TaggedDocument(words=["It is small. It is rare"], tags=['doc1', 'doc1_sentence1', 'doc1_sentence2'])
TaggedDocument(words=["It is small."], tags=['doc1', 'doc1_sentence1'])
TaggedDocument(words=["It is rare."], tags=['doc1', 'doc1_sentence2'])
I also have some additional categorical tags that I'd be assigning. So what would be the best approach?
You can do all this! Assigning the same tag to multiple texts has almost the same effect as would combining those texts into one larger text, and assigning it that tag. The slight differences would be for Doc2Vec
modes where there's a context-window – PV-DM (dm=1
).
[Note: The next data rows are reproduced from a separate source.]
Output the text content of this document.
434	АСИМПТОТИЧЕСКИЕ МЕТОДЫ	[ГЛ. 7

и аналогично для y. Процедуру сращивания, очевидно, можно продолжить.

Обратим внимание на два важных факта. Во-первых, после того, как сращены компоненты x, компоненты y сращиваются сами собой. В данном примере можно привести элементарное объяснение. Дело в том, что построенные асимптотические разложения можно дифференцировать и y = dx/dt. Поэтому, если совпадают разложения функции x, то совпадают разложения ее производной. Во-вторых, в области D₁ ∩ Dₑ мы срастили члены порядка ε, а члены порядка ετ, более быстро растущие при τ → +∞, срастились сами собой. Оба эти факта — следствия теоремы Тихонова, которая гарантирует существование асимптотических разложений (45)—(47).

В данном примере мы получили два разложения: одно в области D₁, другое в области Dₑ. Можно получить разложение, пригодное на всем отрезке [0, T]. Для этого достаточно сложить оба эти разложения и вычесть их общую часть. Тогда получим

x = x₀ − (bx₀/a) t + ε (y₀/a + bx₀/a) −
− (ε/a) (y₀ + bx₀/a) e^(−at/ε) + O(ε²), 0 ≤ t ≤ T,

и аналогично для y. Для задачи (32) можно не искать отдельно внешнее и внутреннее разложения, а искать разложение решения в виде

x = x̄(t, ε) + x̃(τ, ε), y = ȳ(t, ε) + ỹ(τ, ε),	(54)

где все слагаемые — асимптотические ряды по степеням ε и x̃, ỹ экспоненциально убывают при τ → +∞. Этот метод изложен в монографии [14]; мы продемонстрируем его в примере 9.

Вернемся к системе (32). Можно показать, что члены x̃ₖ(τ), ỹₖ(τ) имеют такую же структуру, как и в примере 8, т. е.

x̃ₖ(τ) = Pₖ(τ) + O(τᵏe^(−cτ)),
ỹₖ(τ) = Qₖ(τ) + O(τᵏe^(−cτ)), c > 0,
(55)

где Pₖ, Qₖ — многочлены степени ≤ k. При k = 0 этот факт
With separate texts, there'd never be contexts stretching across the end/beginning of sentences.
In fact, as gensim
's optimized code paths have a 10,000-token limit to text sizes, splitting larger documents into subdocuments, but repeating their tags is sometimes necessary as a workaround.
What you've specifically proposed, training both the full-doc, and the doc-fragments, would work, but also have the effect of doubling the amount of text (and thus training-attention/individual-prediction-examples) for the 'doc1'
tags, compared to the narrower per-sentence tags. You might want that, or not - it could affect the relative quality of each.
What's best is unclear - it depends on your corpus, and end goals, so should be determined through experimentation, with a clear end-evaluation so that you can automate/systematize a rigorous search for what's best.
A few relevant notes, though:
Doc2Vec
tends to works better with docs of at least a dozen or more words per document.'words'
need to be tokenized - a list-of-strings, not a string.